153 * Offset is especially useful, on its own, for accessing elements
154 within the middle of a register. Without offsets, it is necessary
155 to either use a predicated MV, skipping the first elements, or
156 performing a LOAD/STORE cycle to memory.
157 With offsets, the data does not have to be moved.

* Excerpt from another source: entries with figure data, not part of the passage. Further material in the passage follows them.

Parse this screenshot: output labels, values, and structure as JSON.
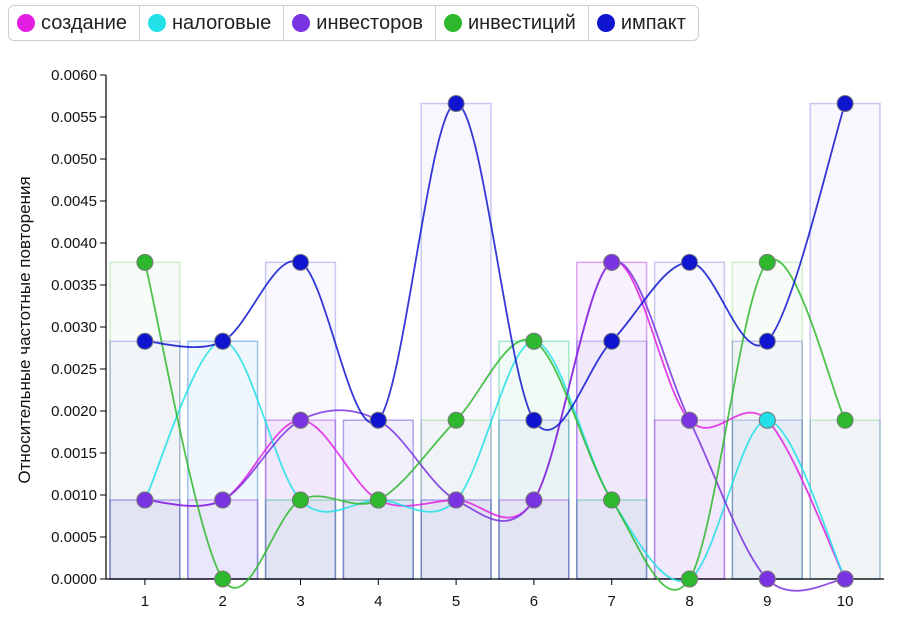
{
  "chart_data": {
    "type": "line",
    "categories": [
      "1",
      "2",
      "3",
      "4",
      "5",
      "6",
      "7",
      "8",
      "9",
      "10"
    ],
    "ylabel": "Относительные частотные повторения",
    "ylim": [
      0,
      0.006
    ],
    "yticks": [
      "0.0000",
      "0.0005",
      "0.0010",
      "0.0015",
      "0.0020",
      "0.0025",
      "0.0030",
      "0.0035",
      "0.0040",
      "0.0045",
      "0.0050",
      "0.0055",
      "0.0060"
    ],
    "legend_position": "top",
    "series": [
      {
        "name": "создание",
        "color": "#e21ee2",
        "values": [
          0.00094,
          0.00094,
          0.00189,
          0.00094,
          0.00094,
          0.00094,
          0.00377,
          0.00189,
          0.00189,
          0.0
        ]
      },
      {
        "name": "налоговые",
        "color": "#22e0e8",
        "values": [
          0.00094,
          0.00283,
          0.00094,
          0.00094,
          0.00094,
          0.00283,
          0.00094,
          0.0,
          0.00189,
          0.0
        ]
      },
      {
        "name": "инвесторов",
        "color": "#7a33e0",
        "values": [
          0.00094,
          0.00094,
          0.00189,
          0.00189,
          0.00094,
          0.00094,
          0.00377,
          0.00189,
          0.0,
          0.0
        ]
      },
      {
        "name": "инвестиций",
        "color": "#2eb82e",
        "values": [
          0.00377,
          0.0,
          0.00094,
          0.00094,
          0.00189,
          0.00283,
          0.00094,
          0.0,
          0.00377,
          0.00189
        ]
      },
      {
        "name": "импакт",
        "color": "#0f15cf",
        "values": [
          0.00283,
          0.00283,
          0.00377,
          0.00189,
          0.00566,
          0.00189,
          0.00283,
          0.00377,
          0.00283,
          0.00566
        ]
      }
    ]
  }
}
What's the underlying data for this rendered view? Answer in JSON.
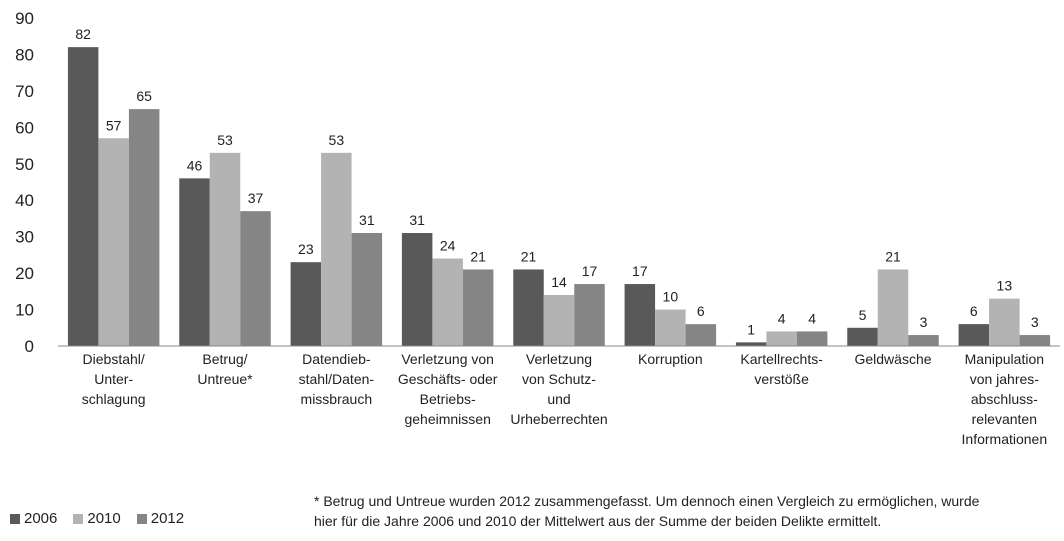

158 * Setting the total elements (xdim+1) times (ydim+1) times (zdim+1) to
159 less than MVL is **perfectly legal**, albeit very obscure. It permits
160 entries to be regularly presented to operands **more than once**, thus
161 allowing the same underlying registers to act as an accumulator of
162 multiple vector or matrix operations, for example.
163
164 Clearly here some considerable care needs to be taken as the remapping
165 could hypothetically create arithmetic operations that target the
166 exact same underlying registers, resulting in data corruption due to
167 pipeline overlaps. Out-of-order / Superscalar micro-architectures with
168 register-renaming will have an easier time dealing with this than
169 DSP-style SIMD micro-architectures.
170
171 # 4x4 Matrix to vec4 Multiply Example
172
173 The following settings will allow a 4x4 matrix (starting at f8), expressed as a sequence of 16 numbers first by row then by column, to be multiplied by a vector of length 4 (starting at f0), using a single FMAC instruction.
174
175 * SHAPE0: xdim=4, ydim=4, permute=yx, applied to f0
176 * SHAPE1: xdim=4, ydim=1, permute=xy, applied to f4
177 * VL=16, f4=vec, f0=vec, f8=vec
178 * FMAC f4, f0, f8, f4
179
180 The permutation on SHAPE0 will use f0 as a vec4 source. On the first four iterations through the hardware loop, the REMAPed index will not increment. On the second four, the index will increase by one. Likewise on each subsequent group of four.
181
182 The permutation on SHAPE1 will increment f4 continuously cycling through f4-f7 every four iterations of the hardware loop.
183
184 At the same time, VL will, because there is no SHAPE on f8, increment straight sequentially through the 16 values f8-f23 in the Matrix. The equivalent sequence thus is issued:
185
186 fmac f4, f0, f8, f4
187 fmac f5, f0, f9, f5
188 fmac f6, f0, f10, f6
189 fmac f7, f0, f11, f7
190 fmac f4, f1, f12, f4
191 fmac f5, f1, f13, f5
192 fmac f6, f1, f14, f6
193 fmac f7, f1, f15, f7
194 fmac f4, f2, f16, f4
195 fmac f5, f2, f17, f5
196 fmac f6, f2, f18, f6
197 fmac f7, f2, f19, f7
198 fmac f4, f3, f20, f4
199 fmac f5, f3, f21, f5
200 fmac f6, f3, f22, f6
201 fmac f7, f3, f23, f7
202
203 The only other instruction required is to ensure that f4-f7 are initialised (usually to zero).
204
205 It should be clear that a 4x4 by 4x4 Matrix Multiply, being effectively the same technique applied to four independent vectors, can be done by setting VL=64, using an extra dimension on the SHAPE0 and SHAPE1 CSRs, and applying a rotating 1D SHAPE CSR of xdim=16 to f8 in order to get it to apply four times to compute the four columns worth of vectors.